3. BERT achieved the highest score (**0.82960**), showcasing the power of transformer-based architectures. Its bidirectional attention mechanism resolved ambiguities by analyzing entire tweets holistically—for instance, recognizing that "storm" in "storm of protests" is metaphorical, while "storm surge" indicates a disaster. Pretraining on vast corpora allowed it to generalize patterns (e.g., associating "power outage" with disaster reports) even with limited labeled data. However, this came at a computational cost: training BERT required significantly more time and resources, making it less practical for real-time applications without hardware acceleration.

### Critical Analysis
The notebook’s preprocessing pipeline—particularly hashtag decomposition and negation-aware stopword removal—likely enhanced all models, but BERT benefited most. Classical models lacked the capacity to leverage these refined features fully, while BERT’s self-attention dynamically prioritized relevant tokens (e.g., "wildfire" > "photo"). Notably, the neural network’s intermediate performance suggests hybrid approaches (e.g., BERT + GRU) could further balance speed and accuracy.

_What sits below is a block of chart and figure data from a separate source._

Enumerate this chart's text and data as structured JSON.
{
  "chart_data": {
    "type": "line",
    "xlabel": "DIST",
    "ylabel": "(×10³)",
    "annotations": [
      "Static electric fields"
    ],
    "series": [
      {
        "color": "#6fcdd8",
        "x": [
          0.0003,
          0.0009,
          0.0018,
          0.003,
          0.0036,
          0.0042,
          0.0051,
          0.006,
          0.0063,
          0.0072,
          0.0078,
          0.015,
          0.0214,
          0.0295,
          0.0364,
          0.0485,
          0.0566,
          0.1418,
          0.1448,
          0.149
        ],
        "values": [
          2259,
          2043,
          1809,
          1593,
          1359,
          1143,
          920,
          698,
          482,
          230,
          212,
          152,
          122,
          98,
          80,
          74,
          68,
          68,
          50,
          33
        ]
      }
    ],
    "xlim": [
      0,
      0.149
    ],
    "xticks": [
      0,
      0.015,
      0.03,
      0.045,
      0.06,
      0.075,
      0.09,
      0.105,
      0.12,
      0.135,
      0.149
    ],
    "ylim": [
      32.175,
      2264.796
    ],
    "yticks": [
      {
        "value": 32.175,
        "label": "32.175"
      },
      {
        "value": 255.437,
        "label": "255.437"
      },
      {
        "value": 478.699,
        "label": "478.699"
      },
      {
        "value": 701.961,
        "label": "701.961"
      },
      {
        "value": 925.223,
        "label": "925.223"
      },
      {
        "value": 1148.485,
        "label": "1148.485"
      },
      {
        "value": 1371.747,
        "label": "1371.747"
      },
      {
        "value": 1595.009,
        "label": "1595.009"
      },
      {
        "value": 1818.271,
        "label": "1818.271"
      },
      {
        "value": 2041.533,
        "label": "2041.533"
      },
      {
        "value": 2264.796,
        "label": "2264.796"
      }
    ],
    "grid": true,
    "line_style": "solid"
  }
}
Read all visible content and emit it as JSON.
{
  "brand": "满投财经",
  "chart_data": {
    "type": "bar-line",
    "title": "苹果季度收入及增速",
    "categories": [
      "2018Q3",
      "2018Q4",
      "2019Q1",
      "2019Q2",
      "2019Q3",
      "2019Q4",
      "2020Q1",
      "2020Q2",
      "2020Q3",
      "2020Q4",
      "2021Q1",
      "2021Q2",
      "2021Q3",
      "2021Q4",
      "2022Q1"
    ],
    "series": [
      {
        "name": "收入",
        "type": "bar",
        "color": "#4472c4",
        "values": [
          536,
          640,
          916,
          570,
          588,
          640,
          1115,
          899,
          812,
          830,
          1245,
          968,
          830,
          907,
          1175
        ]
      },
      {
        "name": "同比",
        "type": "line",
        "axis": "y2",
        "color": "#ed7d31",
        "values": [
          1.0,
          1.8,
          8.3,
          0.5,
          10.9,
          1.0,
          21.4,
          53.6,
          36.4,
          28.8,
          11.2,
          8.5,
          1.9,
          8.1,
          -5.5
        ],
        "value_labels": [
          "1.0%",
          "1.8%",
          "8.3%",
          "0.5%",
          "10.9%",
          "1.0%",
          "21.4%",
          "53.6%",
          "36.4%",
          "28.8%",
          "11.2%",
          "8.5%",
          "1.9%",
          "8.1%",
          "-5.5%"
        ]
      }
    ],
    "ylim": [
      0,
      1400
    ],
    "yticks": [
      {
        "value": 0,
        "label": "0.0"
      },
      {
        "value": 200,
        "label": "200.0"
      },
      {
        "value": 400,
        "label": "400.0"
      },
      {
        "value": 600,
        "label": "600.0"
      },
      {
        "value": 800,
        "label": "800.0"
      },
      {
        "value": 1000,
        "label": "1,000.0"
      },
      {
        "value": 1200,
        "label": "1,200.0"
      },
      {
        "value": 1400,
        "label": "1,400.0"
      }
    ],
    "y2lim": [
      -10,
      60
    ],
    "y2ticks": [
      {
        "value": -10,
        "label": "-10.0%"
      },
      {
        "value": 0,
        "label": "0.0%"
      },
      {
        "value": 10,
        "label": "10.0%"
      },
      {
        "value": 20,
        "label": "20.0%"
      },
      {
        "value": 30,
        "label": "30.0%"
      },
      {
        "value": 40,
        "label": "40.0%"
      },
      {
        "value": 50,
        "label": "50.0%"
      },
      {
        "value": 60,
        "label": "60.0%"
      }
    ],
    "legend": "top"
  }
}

To optimize efficiency, I may consider distilled BERT variants (e.g., DistilBERT) or quantization. For classical models, integrating contextual embeddings (e.g., BERT-as-a-feature) might bridge the accuracy gap. Finally, error analysis on misclassified tweets (e.g., sarcastic or ambiguous posts) could guide targeted improvements, such as data augmentation or domain-specific pretraining.